If people at your work are staying late and getting in early, and meanwhile they see you working the base 9 to 5, then that may cause them to become frustrated. They might think that either you are lazy, or that you are expecting more from them than is fair. What they may not realize is that your work responsibilities might be deeply analytical and have a compounding impact on the business, or they might not see the parts of your job that take place outside the office. For example, some work directly correlates time with output – essentially the company can get a certain number of tasks done by an employee for every hour they are at work; this is called linear productivity. On the other hand, there is work that, with intentional deep thinking, has an exponential impact on output in shorter bursts, but with increasingly marginal returns over a long period of time; this is called exponential productivity. Not every job has the same types of tasks and productivity needs; but without your open communication with your team, you can end up looking like a slacker. 
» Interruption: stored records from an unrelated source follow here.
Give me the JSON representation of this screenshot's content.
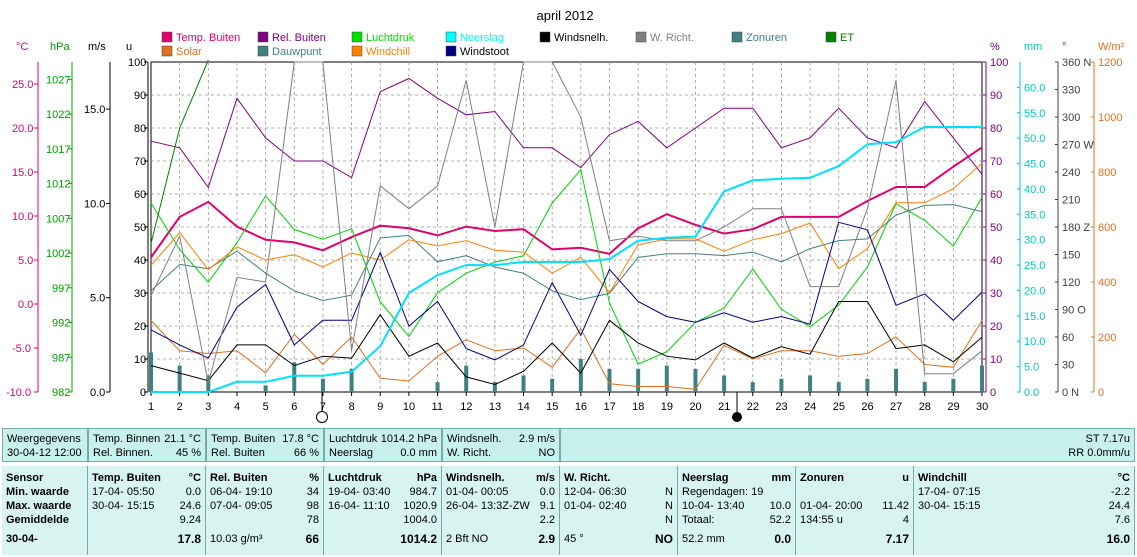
{
  "chart_data": {
    "type": "line",
    "title": "april 2012",
    "x": [
      1,
      2,
      3,
      4,
      5,
      6,
      7,
      8,
      9,
      10,
      11,
      12,
      13,
      14,
      15,
      16,
      17,
      18,
      19,
      20,
      21,
      22,
      23,
      24,
      25,
      26,
      27,
      28,
      29,
      30
    ],
    "axes": {
      "temp_c": {
        "label": "°C",
        "ticks": [
          "25.0",
          "20.0",
          "15.0",
          "10.0",
          "5.0",
          "0.0",
          "-5.0",
          "-10.0"
        ],
        "color": "#e0006c"
      },
      "hpa": {
        "label": "hPa",
        "ticks": [
          "1027",
          "1022",
          "1017",
          "1012",
          "1007",
          "1002",
          "997",
          "992",
          "987",
          "982"
        ],
        "color": "#00a000"
      },
      "ms": {
        "label": "m/s",
        "ticks": [
          "15.0",
          "10.0",
          "5.0",
          "0.0"
        ]
      },
      "u": {
        "label": "u",
        "ticks": [
          "100",
          "90",
          "80",
          "70",
          "60",
          "50",
          "40",
          "30",
          "20",
          "10",
          "0"
        ]
      },
      "pct": {
        "label": "%",
        "ticks": [
          "100",
          "90",
          "80",
          "70",
          "60",
          "50",
          "40",
          "30",
          "20",
          "10",
          "0"
        ],
        "color": "#800080"
      },
      "mm": {
        "label": "mm",
        "ticks": [
          "60.0",
          "55.0",
          "50.0",
          "45.0",
          "40.0",
          "35.0",
          "30.0",
          "25.0",
          "20.0",
          "15.0",
          "10.0",
          "5.0",
          "0.0"
        ],
        "color": "#00c8c8"
      },
      "deg": {
        "label": "°",
        "ticks": [
          "360 N",
          "330",
          "300",
          "270 W",
          "240",
          "210",
          "180 Z",
          "150",
          "120",
          "90 O",
          "60",
          "30",
          "0 N"
        ]
      },
      "wm2": {
        "label": "W/m²",
        "ticks": [
          "1200",
          "1000",
          "800",
          "600",
          "400",
          "200",
          "0"
        ],
        "color": "#e07020"
      }
    },
    "legend": [
      {
        "name": "Temp. Buiten",
        "color": "#e0006c"
      },
      {
        "name": "Solar",
        "color": "#e07020"
      },
      {
        "name": "Rel. Buiten",
        "color": "#800080"
      },
      {
        "name": "Dauwpunt",
        "color": "#408080"
      },
      {
        "name": "Luchtdruk",
        "color": "#00e000"
      },
      {
        "name": "Windchill",
        "color": "#ff8000"
      },
      {
        "name": "Neerslag",
        "color": "#00ffff"
      },
      {
        "name": "Windstoot",
        "color": "#000080"
      },
      {
        "name": "Windsnelh.",
        "color": "#000000"
      },
      {
        "name": "W. Richt.",
        "color": "#808080"
      },
      {
        "name": "Zonuren",
        "color": "#408080"
      },
      {
        "name": "ET",
        "color": "#008000"
      }
    ],
    "series": [
      {
        "name": "Temp. Buiten",
        "axis": "temp_c",
        "color": "#e0006c",
        "width": 2,
        "values": [
          5.3,
          9.9,
          11.6,
          8.8,
          7.3,
          7.0,
          6.1,
          7.6,
          8.9,
          8.6,
          7.8,
          8.8,
          8.3,
          8.5,
          6.2,
          6.4,
          5.7,
          8.6,
          10.2,
          9.0,
          8.0,
          8.5,
          9.9,
          9.9,
          9.9,
          11.7,
          13.3,
          13.3,
          15.6,
          17.8
        ]
      },
      {
        "name": "Rel. Buiten",
        "axis": "pct",
        "color": "#800080",
        "width": 1,
        "values": [
          76,
          74,
          62,
          89,
          77,
          70,
          70,
          65,
          91,
          95,
          89,
          84,
          85,
          74,
          74,
          68,
          78,
          82,
          74,
          80,
          86,
          86,
          74,
          77,
          86,
          77,
          74,
          88,
          77,
          66
        ]
      },
      {
        "name": "Luchtdruk",
        "axis": "hpa",
        "color": "#00d000",
        "width": 1,
        "values": [
          1009.2,
          1002.5,
          997.8,
          1003.5,
          1010.2,
          1005.4,
          1004.0,
          1005.5,
          995.0,
          990.0,
          996.3,
          999.1,
          1000.7,
          1001.6,
          1009.2,
          1014.0,
          994.8,
          986.0,
          987.8,
          992.0,
          994.1,
          999.7,
          993.9,
          991.4,
          994.5,
          1000.0,
          1009.1,
          1006.7,
          1003.0,
          1010.0
        ]
      },
      {
        "name": "Dauwpunt",
        "axis": "temp_c",
        "color": "#408080",
        "width": 1,
        "values": [
          1.5,
          4.5,
          4.0,
          6.0,
          3.5,
          1.5,
          0.4,
          1.0,
          7.5,
          7.8,
          4.8,
          5.5,
          4.2,
          3.5,
          1.5,
          0.5,
          1.2,
          5.3,
          5.7,
          5.7,
          5.5,
          5.9,
          4.8,
          6.3,
          7.2,
          7.4,
          10.1,
          11.2,
          11.3,
          10.5
        ]
      },
      {
        "name": "Windchill",
        "axis": "temp_c",
        "color": "#ff8000",
        "width": 1,
        "values": [
          4.4,
          8.1,
          3.9,
          6.5,
          5.0,
          5.6,
          4.2,
          5.8,
          5.0,
          7.3,
          6.6,
          7.2,
          6.1,
          5.9,
          3.5,
          5.3,
          1.3,
          6.7,
          7.4,
          7.4,
          6.0,
          7.3,
          8.0,
          9.2,
          4.0,
          6.3,
          11.5,
          11.5,
          13.1,
          16.0
        ]
      },
      {
        "name": "Solar",
        "axis": "wm2",
        "color": "#e07020",
        "width": 1,
        "values": [
          260,
          150,
          140,
          150,
          70,
          210,
          100,
          200,
          50,
          40,
          130,
          190,
          150,
          160,
          90,
          230,
          30,
          20,
          20,
          10,
          170,
          120,
          150,
          150,
          130,
          140,
          200,
          100,
          90,
          260
        ]
      },
      {
        "name": "Windstoot",
        "axis": "ms",
        "color": "#000080",
        "width": 1,
        "values": [
          3.3,
          2.5,
          1.8,
          4.5,
          5.7,
          2.5,
          3.8,
          3.8,
          7.4,
          3.5,
          4.8,
          2.3,
          1.7,
          2.5,
          5.8,
          3.0,
          6.5,
          4.8,
          4.0,
          3.7,
          4.2,
          3.7,
          4.0,
          3.6,
          9.0,
          8.6,
          4.6,
          5.2,
          3.8,
          5.3
        ]
      },
      {
        "name": "Windsnelh.",
        "axis": "ms",
        "color": "#000000",
        "width": 1,
        "values": [
          1.4,
          1.0,
          0.6,
          2.5,
          2.5,
          1.4,
          1.9,
          1.8,
          4.1,
          1.9,
          2.6,
          0.8,
          0.4,
          1.1,
          2.6,
          1.0,
          3.8,
          2.6,
          1.9,
          1.7,
          2.6,
          1.8,
          2.4,
          2.0,
          4.8,
          4.8,
          2.3,
          2.5,
          1.6,
          2.9
        ]
      },
      {
        "name": "W. Richt.",
        "axis": "deg",
        "color": "#808080",
        "width": 1,
        "values": [
          105,
          170,
          10,
          125,
          120,
          360,
          360,
          45,
          225,
          200,
          225,
          340,
          180,
          360,
          360,
          300,
          165,
          170,
          165,
          165,
          180,
          200,
          200,
          115,
          115,
          200,
          340,
          20,
          20,
          45
        ]
      },
      {
        "name": "Neerslag",
        "axis": "mm",
        "color": "#00e0ff",
        "width": 2,
        "values": [
          0.0,
          0.0,
          0.0,
          2.0,
          2.0,
          3.2,
          3.2,
          4.0,
          9.0,
          19.5,
          23.0,
          25.0,
          25.0,
          25.6,
          25.6,
          25.6,
          26.2,
          29.8,
          30.4,
          30.6,
          39.5,
          41.7,
          42.0,
          42.2,
          44.5,
          48.8,
          49.2,
          52.2,
          52.2,
          52.2
        ]
      },
      {
        "name": "Zonuren",
        "axis": "u",
        "color": "#408080",
        "type": "bar",
        "values": [
          12,
          8,
          5,
          0,
          2,
          9,
          4,
          7,
          0,
          0,
          3,
          8,
          3,
          5,
          4,
          10,
          7,
          7,
          8,
          7,
          5,
          3,
          4,
          5,
          3,
          4,
          7,
          3,
          4,
          8
        ]
      },
      {
        "name": "ET",
        "axis": "u",
        "color": "#008000",
        "width": 1,
        "values": [
          45,
          80,
          110,
          null,
          null,
          null,
          null,
          null,
          null,
          null,
          null,
          null,
          null,
          null,
          null,
          null,
          null,
          null,
          null,
          null,
          null,
          null,
          null,
          null,
          null,
          null,
          null,
          null,
          null,
          null
        ]
      }
    ],
    "grid": true
  },
  "table": {
    "row1": [
      {
        "l1": "Weergegevens",
        "v1": "",
        "l2": "30-04-12 12:00",
        "v2": ""
      },
      {
        "l1": "Temp. Binnen",
        "v1": "21.1 °C",
        "l2": "Rel. Binnen.",
        "v2": "45 %"
      },
      {
        "l1": "Temp. Buiten",
        "v1": "17.8 °C",
        "l2": "Rel. Buiten",
        "v2": "66 %"
      },
      {
        "l1": "Luchtdruk",
        "v1": "1014.2 hPa",
        "l2": "Neerslag",
        "v2": "0.0 mm"
      },
      {
        "l1": "Windsnelh.",
        "v1": "2.9 m/s",
        "l2": "W. Richt.",
        "v2": "NO"
      },
      {
        "l1": "",
        "v1": "ST 7.17u",
        "l2": "",
        "v2": "RR 0.0mm/u"
      }
    ],
    "sensor": {
      "title": "Sensor",
      "rows": [
        "Min. waarde",
        "Max. waarde",
        "Gemiddelde",
        "30-04-"
      ]
    },
    "cols": [
      {
        "head": "Temp. Buiten",
        "unit": "°C",
        "rows": [
          [
            "17-04-  05:50",
            "0.0"
          ],
          [
            "30-04-  15:15",
            "24.6"
          ],
          [
            "",
            "9.24"
          ],
          [
            "",
            "17.8"
          ]
        ]
      },
      {
        "head": "Rel. Buiten",
        "unit": "%",
        "rows": [
          [
            "06-04-  19:10",
            "34"
          ],
          [
            "07-04-  09:05",
            "98"
          ],
          [
            "",
            "78"
          ],
          [
            "10.03 g/m³",
            "66"
          ]
        ]
      },
      {
        "head": "Luchtdruk",
        "unit": "hPa",
        "rows": [
          [
            "19-04-  03:40",
            "984.7"
          ],
          [
            "16-04-  11:10",
            "1020.9"
          ],
          [
            "",
            "1004.0"
          ],
          [
            "",
            "1014.2"
          ]
        ]
      },
      {
        "head": "Windsnelh.",
        "unit": "m/s",
        "rows": [
          [
            "01-04-  00:05",
            "0.0"
          ],
          [
            "26-04-  13:3Z-ZW",
            "9.1"
          ],
          [
            "",
            "2.2"
          ],
          [
            "2 Bft NO",
            "2.9"
          ]
        ]
      },
      {
        "head": "W. Richt.",
        "unit": "",
        "rows": [
          [
            "12-04-  06:30",
            "N"
          ],
          [
            "01-04-  02:40",
            "N"
          ],
          [
            "",
            "N"
          ],
          [
            "45 °",
            "NO"
          ]
        ]
      },
      {
        "head": "Neerslag",
        "unit": "mm",
        "rows": [
          [
            "Regendagen: 19",
            ""
          ],
          [
            "10-04-  13:40",
            "10.0"
          ],
          [
            "Totaal:",
            "52.2"
          ],
          [
            "52.2 mm",
            "0.0"
          ]
        ]
      },
      {
        "head": "Zonuren",
        "unit": "u",
        "rows": [
          [
            "",
            ""
          ],
          [
            "01-04-  20:00",
            "11.42"
          ],
          [
            "134:55 u",
            "4"
          ],
          [
            "",
            "7.17"
          ]
        ]
      },
      {
        "head": "Windchill",
        "unit": "°C",
        "rows": [
          [
            "17-04-  07:15",
            "-2.2"
          ],
          [
            "30-04-  15:15",
            "24.4"
          ],
          [
            "",
            "7.6"
          ],
          [
            "",
            "16.0"
          ]
        ]
      }
    ]
  }
}
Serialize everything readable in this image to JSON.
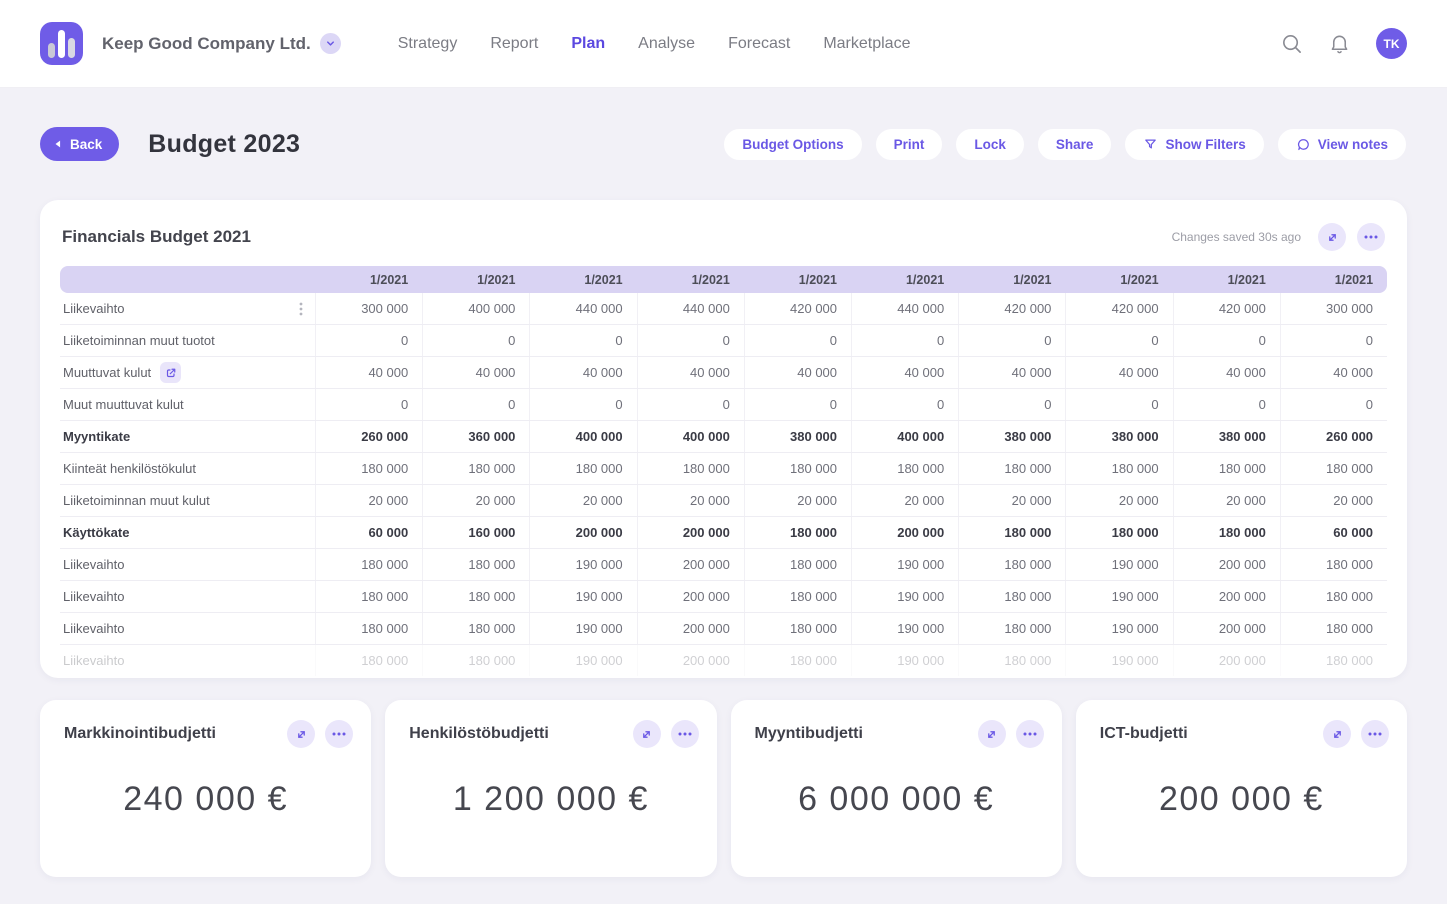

The point is that until the truth is communicated to those you work with, they will form assumptions to fill in the gaps as to why things are happening the way that they are. Unfortunately, many of these assumptions are negative.

The best thing you can do to improve your financial management abilities, both for you and for how your team perceives you, is to communicate and learn. New innovations are constantly happening to make our work more efficient and effective. If we are open to learning about these tools and resources, we can ensure we are up to date on what needs to be done to be most effective at work – both for managing a budget and managing our time at work. Communicating effectively to those we work with allows them to know how we are spending our budget and our time. The more we can loop our team in on budget decisions and decisions about how to best spend our time, the more aware they will be as to what we are doing and how that is impacting the business. The best-run companies did not end up that way by accident; they intentionally fostered a company culture of honesty, hard work, and accountability from the top down and that pays dividends when everyone is brought into the fold.

In essence, overestimating your abilities in these categories does not mean that you will forever be this way, but it does mean that there are opportunities for growth that you must tap into if you would like to improve.